Deep packet inspection under assault over privacy concerns
By Nate Anderson | Published: May 12, 2008 - 12:03PM CT
Add the Canadian Internet Policy and Public Interest Clinic (CIPPIC) to the list of groups concerned about the privacy implications of widespread deep packet inspection (DPI) by ISPs. CIPPIC has filed an official complaint with Canada's Privacy Commissioner, Jennifer Stoddart, asking her office to investigate Bell Canada's use of DPI (and we're flattered to be quoted as an expert source in the complaint). In addition, the group would welcome a wider investigation into possible DPI use at cable operators Rogers and Shaw, as well.
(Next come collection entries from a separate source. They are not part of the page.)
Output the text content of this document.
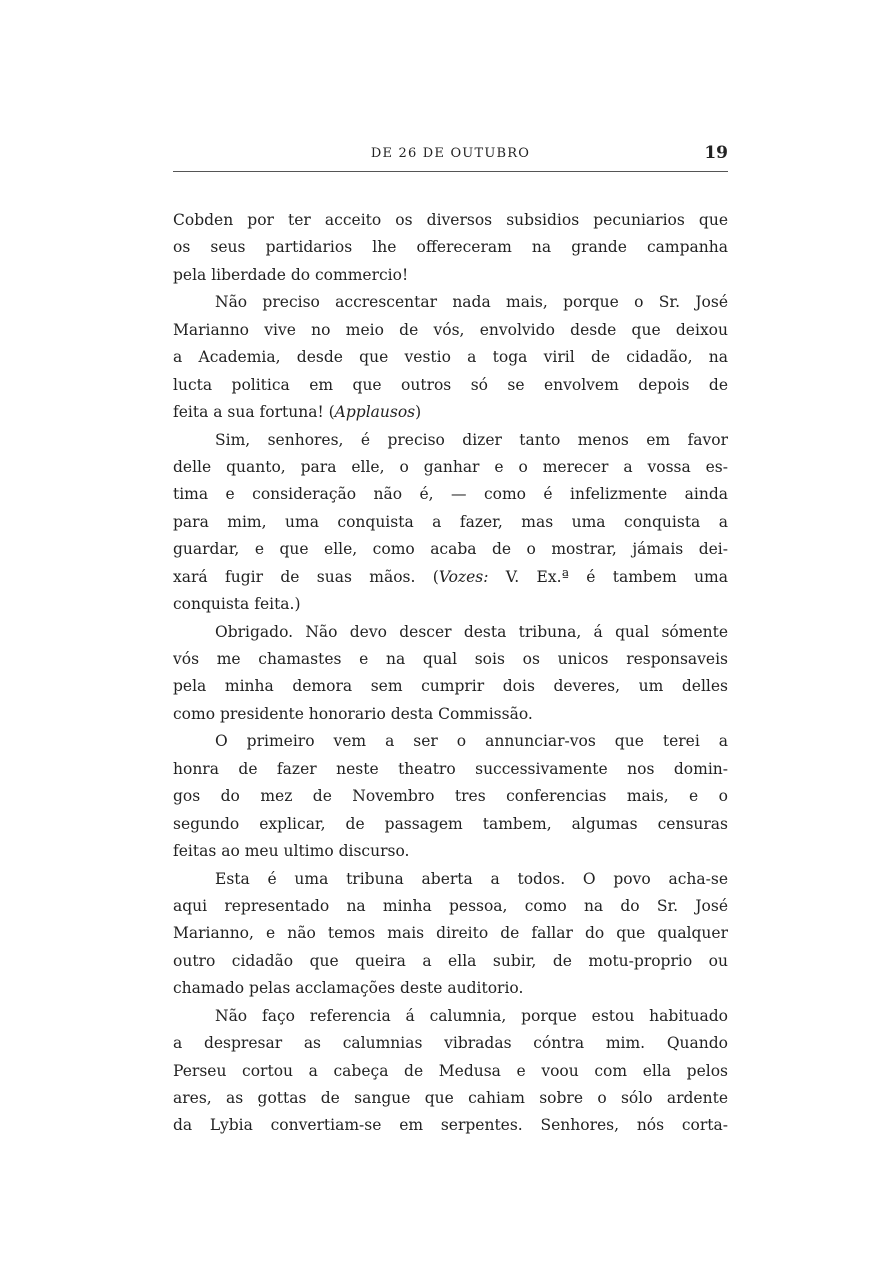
DE 26 DE OUTUBRO	19
Cobden por ter acceito os diversos subsidios pecuniarios que
os seus partidarios lhe offereceram na grande campanha
pela liberdade do commercio!
Não preciso accrescentar nada mais, porque o Sr. José
Marianno vive no meio de vós, envolvido desde que deixou
a Academia, desde que vestio a toga viril de cidadão, na
lucta politica em que outros só se envolvem depois de
feita a sua fortuna! (Applausos)
Sim, senhores, é preciso dizer tanto menos em favor
delle quanto, para elle, o ganhar e o merecer a vossa es-
tima e consideração não é, — como é infelizmente ainda
para mim, uma conquista a fazer, mas uma conquista a
guardar, e que elle, como acaba de o mostrar, jámais dei-
xará fugir de suas mãos. (Vozes: V. Ex.ª é tambem uma
conquista feita.)
Obrigado. Não devo descer desta tribuna, á qual sómente
vós me chamastes e na qual sois os unicos responsaveis
pela minha demora sem cumprir dois deveres, um delles
como presidente honorario desta Commissão.
O primeiro vem a ser o annunciar-vos que terei a
honra de fazer neste theatro successivamente nos domin-
gos do mez de Novembro tres conferencias mais, e o
segundo explicar, de passagem tambem, algumas censuras
feitas ao meu ultimo discurso.
Esta é uma tribuna aberta a todos. O povo acha-se
aqui representado na minha pessoa, como na do Sr. José
Marianno, e não temos mais direito de fallar do que qualquer
outro cidadão que queira a ella subir, de motu-proprio ou
chamado pelas acclamações deste auditorio.
Não faço referencia á calumnia, porque estou habituado
a despresar as calumnias vibradas cóntra mim. Quando
Perseu cortou a cabeça de Medusa e voou com ella pelos
ares, as gottas de sangue que cahiam sobre o sólo ardente
da Lybia convertiam-se em serpentes. Senhores, nós corta-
In writing up this morning's announcement of a massive new 80Gbps DPI appliance from Procera Networks, I noted that privacy concerns were one of the storm clouds in DPI's bright blue skies. Because DPI can drill down into packet headers and then further into the actual content being pumped through the tubes, it raises all sorts of questions from privacy advocates concerned about the easy collection of private personal information. Current gear is so sophisticated that it can reconstitute e-mails and IM conversations out of asymmetric traffic flows and it can essentially peek "under the hood" of any non-encrypted packet to take a look at what it contains.
Bell Canada's use of DPI gear has now ensnared the company in a pair of government actions over net neutrality concerns and privacy. Bell, apparently sensitive to such concerns, has made clear in its own responses to the network neutrality proceeding that its DPI gear looks at packet headers and traffic flows as a means of identifying various applications and protocols. Bell does not use DPI to actually peer at packet contents, however. "The content itself is not actually reviewed, analyzed or stored," Bell says.
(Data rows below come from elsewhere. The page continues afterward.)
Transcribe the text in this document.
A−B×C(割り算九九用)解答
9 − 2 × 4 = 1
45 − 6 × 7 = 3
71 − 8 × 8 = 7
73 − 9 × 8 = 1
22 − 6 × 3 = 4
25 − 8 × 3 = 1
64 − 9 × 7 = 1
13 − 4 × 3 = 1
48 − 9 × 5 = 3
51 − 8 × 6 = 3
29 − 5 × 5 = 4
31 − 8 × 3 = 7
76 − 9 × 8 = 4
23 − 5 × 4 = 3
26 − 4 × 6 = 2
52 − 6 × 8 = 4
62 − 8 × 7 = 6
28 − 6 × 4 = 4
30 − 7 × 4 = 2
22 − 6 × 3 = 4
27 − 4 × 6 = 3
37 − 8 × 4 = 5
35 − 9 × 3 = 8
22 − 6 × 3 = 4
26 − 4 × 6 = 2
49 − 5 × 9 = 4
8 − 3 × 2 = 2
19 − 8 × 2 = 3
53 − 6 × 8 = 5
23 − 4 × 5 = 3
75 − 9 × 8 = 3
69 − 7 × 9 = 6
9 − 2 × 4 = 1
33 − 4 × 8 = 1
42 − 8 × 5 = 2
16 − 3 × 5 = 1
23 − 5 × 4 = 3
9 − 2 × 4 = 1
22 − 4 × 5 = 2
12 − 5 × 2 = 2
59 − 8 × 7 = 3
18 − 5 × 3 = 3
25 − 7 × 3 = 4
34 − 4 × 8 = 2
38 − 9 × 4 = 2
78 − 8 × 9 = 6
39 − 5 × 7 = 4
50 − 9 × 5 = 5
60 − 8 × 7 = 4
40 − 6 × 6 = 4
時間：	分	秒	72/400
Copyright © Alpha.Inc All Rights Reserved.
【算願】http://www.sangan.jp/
But that's not good enough for CIPPIC, a group based at the University of Ottawa. Canada, like many European countries, has fairly strict rules about collecting and using personal data, and CIPPIC points out that "data packets gathered by ISPs through the use of DPI are (or can be) associated with identifiable subscribers via the IP addresses attached to those data packets."
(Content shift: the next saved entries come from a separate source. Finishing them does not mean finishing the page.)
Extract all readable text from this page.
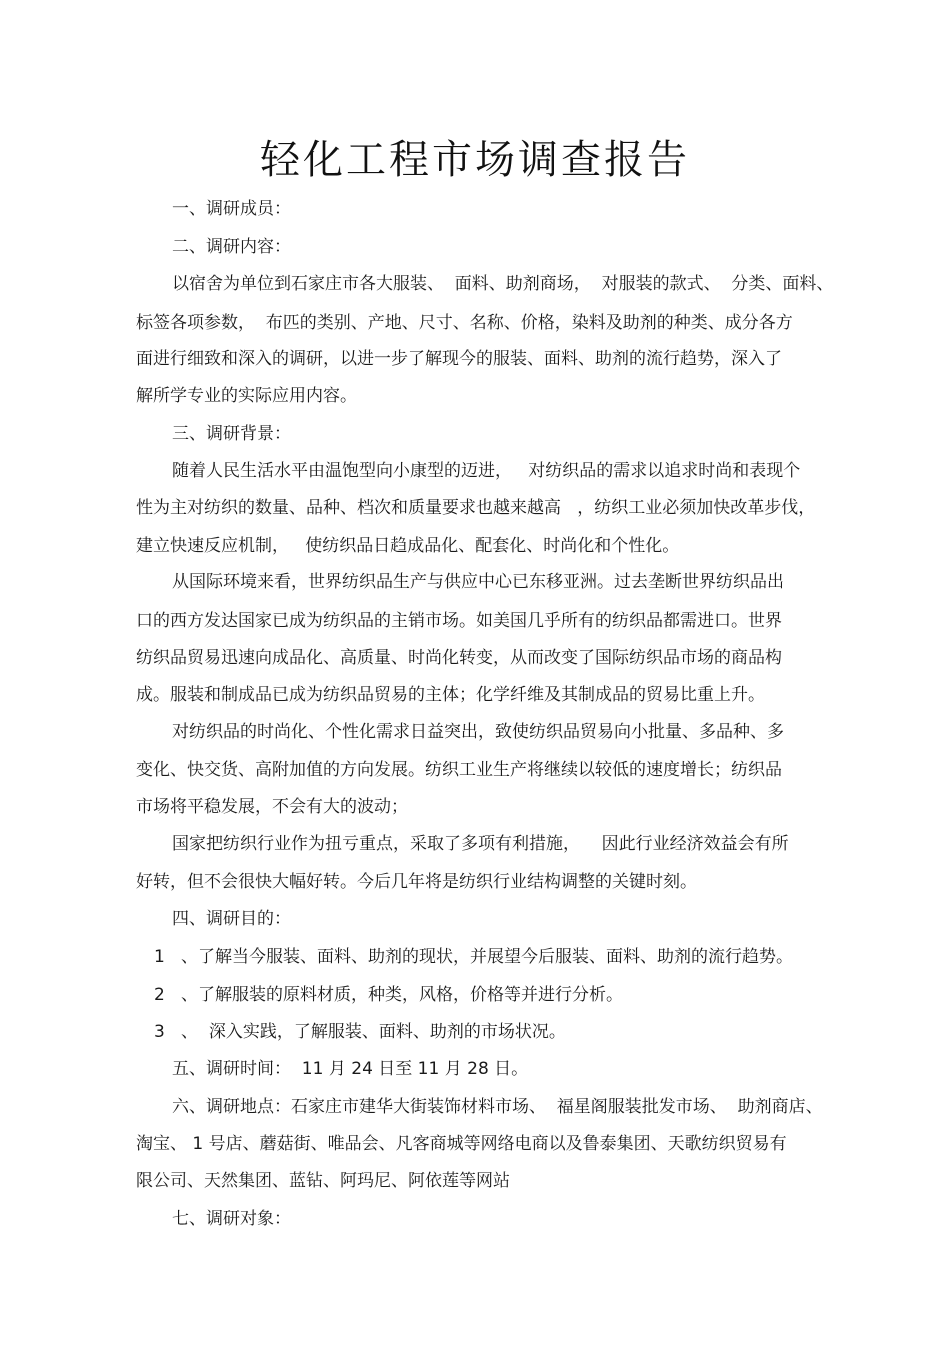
轻化工程市场调查报告
一、调研成员：
二、调研内容：
以宿舍为单位到石家庄市各大服装、  面料、助剂商场，  对服装的款式、  分类、面料、
标签各项参数，  布匹的类别、产地、尺寸、名称、价格，染料及助剂的种类、成分各方
面进行细致和深入的调研，以进一步了解现今的服装、面料、助剂的流行趋势，深入了
解所学专业的实际应用内容。
三、调研背景：
随着人民生活水平由温饱型向小康型的迈进，   对纺织品的需求以追求时尚和表现个
性为主对纺织的数量、品种、档次和质量要求也越来越高   ，纺织工业必须加快改革步伐，
建立快速反应机制，   使纺织品日趋成品化、配套化、时尚化和个性化。
从国际环境来看，世界纺织品生产与供应中心已东移亚洲。过去垄断世界纺织品出
口的西方发达国家已成为纺织品的主销市场。如美国几乎所有的纺织品都需进口。世界
纺织品贸易迅速向成品化、高质量、时尚化转变，从而改变了国际纺织品市场的商品构
成。服装和制成品已成为纺织品贸易的主体；化学纤维及其制成品的贸易比重上升。
对纺织品的时尚化、个性化需求日益突出，致使纺织品贸易向小批量、多品种、多
变化、快交货、高附加值的方向发展。纺织工业生产将继续以较低的速度增长；纺织品
市场将平稳发展，不会有大的波动；
国家把纺织行业作为扭亏重点，采取了多项有利措施，    因此行业经济效益会有所
好转，但不会很快大幅好转。今后几年将是纺织行业结构调整的关键时刻。
四、调研目的：
1   、了解当今服装、面料、助剂的现状，并展望今后服装、面料、助剂的流行趋势。
2   、了解服装的原料材质，种类，风格，价格等并进行分析。
3   、  深入实践，了解服装、面料、助剂的市场状况。
五、调研时间：  11 月 24 日至 11 月 28 日。
六、调研地点：石家庄市建华大街装饰材料市场、  福星阁服装批发市场、  助剂商店、
淘宝、 1 号店、蘑菇街、唯品会、凡客商城等网络电商以及鲁泰集团、天歌纺织贸易有
限公司、天然集团、蓝钻、阿玛尼、阿依莲等网站
七、调研对象：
CIPPIC seems to be making the case that IP addresses can be personal information (especially when linked a list of visited websites or to particular searches that can be gleaned from search engines with a subpoena). This fits with a recent recommendation from the top data privacy working group in the EU, which said that IP addresses should be considered personal information for precisely these reasons.
But even if what Bell is doing now passes muster, CIPPIC is worried about the widespread installation of gear that can so easily be used for other things. "The evidence is clear that DPI technologies permit the collection and use of personal data about internet subscribers," says the complaint. "If Bell is somehow able to limit the data it inspects via DPI to non-personal data, we remain concerned about the longer term viability of any such limitation, and the pressure on Bell (and other ISPs) to use DPI to distinguish among traffic in ways that necessarily involve the collection and use of personal data."
How else could Bell control traffic on its network? CIPPIC has some ideas, first among them "invest in more infrastructure to accommodate the additional demand generated by P2P traffic." But if that's not feasible, the group suggests other ways to control traffic that don't rely on widespread collection of personal information or on discriminatory throttling:
Set limits on the amount of data per second that any user can transmit on the network
Set dynamic data limits that relax when congestion is low and increase when congestion is high
Cache popular files (in a non-discriminatory fashion)
Work with protocol/application developers to develop application and network level congestion mechanisms
Institute per-user bandwidth caps and/or metered pricing (which it is now doing)
Develop business models to encourage heavy bandwidth usage during off-peak hours
Stoddart has previously shown a willingness to stand up for consumers on technical issues when she went public with her concerns about intrusive DRM. CIPPIC's complaint gives her office another chance to delve into the privacy issues surrounding new technology.
Here in the US, the same privacy concerns have been raised about DPI. Texas disaster recovery and managed services company Data Foundry objects to network operators doing this deep level of inspection, and in an FCC filing last year (PDF), the company charged that "broadband providers' AUP/TOS/Privacy Policies, in combination with Deep Packet Inspection, allow intrusive monitoring of the content and information customers transmit or receive. This contractual and technical capability interferes with and may well eliminate all sorts of privileges presently recognized under law... Broadband service providers have no justifiable reason to capture this information."
The issues go beyond just IP addresses, encompassing attorney/client privilege, trade secrets, and other protected communications, but DPI vendors have assured Ars that they have little interest in examining content; most traffic information can be gleaned from packet headers, destination IP addresses, flow patterns, handshakes, and the like. Given the sheer capabilities of these devices, though, it seems at least worthwhile to have a detailed discussion about the potential privacy implications.